We have simulated the dynamical localization phenomenon of the quantum sawtooth map by means of several freely available IBM quantum processors, remotely accessed through cloud quantum programming. The localization peak emerges from noise, even though significantly reduced with respect to the noiseless dynamics, with up to three steps of the sawtooth map model for three qubits. Our results demonstrate a significant improvement of the performances of the available quantum processors over the past few years.
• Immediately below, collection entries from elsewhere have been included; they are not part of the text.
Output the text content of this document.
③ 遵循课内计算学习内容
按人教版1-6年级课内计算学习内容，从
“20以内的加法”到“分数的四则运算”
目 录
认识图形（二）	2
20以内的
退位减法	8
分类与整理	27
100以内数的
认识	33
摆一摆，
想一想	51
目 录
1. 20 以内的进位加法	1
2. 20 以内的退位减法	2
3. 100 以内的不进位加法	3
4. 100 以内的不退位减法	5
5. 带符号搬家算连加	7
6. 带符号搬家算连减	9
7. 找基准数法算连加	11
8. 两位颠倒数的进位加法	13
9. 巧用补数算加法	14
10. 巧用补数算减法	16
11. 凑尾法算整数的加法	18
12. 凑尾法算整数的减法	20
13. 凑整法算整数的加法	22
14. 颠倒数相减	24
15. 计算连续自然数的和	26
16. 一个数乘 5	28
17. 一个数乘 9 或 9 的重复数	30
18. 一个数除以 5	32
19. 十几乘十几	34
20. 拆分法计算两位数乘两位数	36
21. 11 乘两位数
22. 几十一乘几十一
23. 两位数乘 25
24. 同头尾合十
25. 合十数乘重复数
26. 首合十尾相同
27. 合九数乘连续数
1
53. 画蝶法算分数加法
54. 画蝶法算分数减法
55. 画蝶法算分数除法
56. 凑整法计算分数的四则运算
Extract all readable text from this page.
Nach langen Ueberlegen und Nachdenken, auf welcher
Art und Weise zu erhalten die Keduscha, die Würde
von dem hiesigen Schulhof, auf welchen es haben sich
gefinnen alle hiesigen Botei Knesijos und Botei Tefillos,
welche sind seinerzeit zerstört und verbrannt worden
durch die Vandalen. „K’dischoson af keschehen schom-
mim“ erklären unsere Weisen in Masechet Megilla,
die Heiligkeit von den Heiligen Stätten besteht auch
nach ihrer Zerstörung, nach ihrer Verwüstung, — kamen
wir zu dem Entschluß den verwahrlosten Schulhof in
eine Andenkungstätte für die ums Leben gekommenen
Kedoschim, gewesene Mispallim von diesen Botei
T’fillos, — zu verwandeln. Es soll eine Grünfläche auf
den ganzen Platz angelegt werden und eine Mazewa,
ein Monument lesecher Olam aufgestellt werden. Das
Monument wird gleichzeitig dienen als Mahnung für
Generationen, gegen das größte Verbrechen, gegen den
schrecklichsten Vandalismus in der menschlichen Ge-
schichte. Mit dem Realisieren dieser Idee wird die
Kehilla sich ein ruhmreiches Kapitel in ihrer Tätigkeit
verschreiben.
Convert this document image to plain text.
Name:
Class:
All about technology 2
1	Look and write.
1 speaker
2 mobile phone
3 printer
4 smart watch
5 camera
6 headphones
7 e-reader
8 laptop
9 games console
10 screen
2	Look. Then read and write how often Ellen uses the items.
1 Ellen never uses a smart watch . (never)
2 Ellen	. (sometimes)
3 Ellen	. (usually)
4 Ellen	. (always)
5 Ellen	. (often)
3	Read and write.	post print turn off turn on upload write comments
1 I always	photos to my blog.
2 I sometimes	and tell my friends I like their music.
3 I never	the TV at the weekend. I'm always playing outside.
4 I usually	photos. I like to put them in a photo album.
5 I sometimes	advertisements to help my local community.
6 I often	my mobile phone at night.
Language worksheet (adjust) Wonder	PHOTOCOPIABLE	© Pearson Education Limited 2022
This study shows that quantum computing of dynamical localization may be employed as a fast and convenient benchmark to check the performance of future generations of quantum processors. In particular, we could envision studying the maximum number n of qubits for which the peak height after one kick is reproduced with a given accuracy. Since the number of elementary quantum gates required to simulate a single step of the map scales as $n^2$, in this “localization test” both the number of qubits and the circuit depth grow with n. The results of this work show that, for $n=3$, the localization test does not necessarily agree with the quantum volume measure.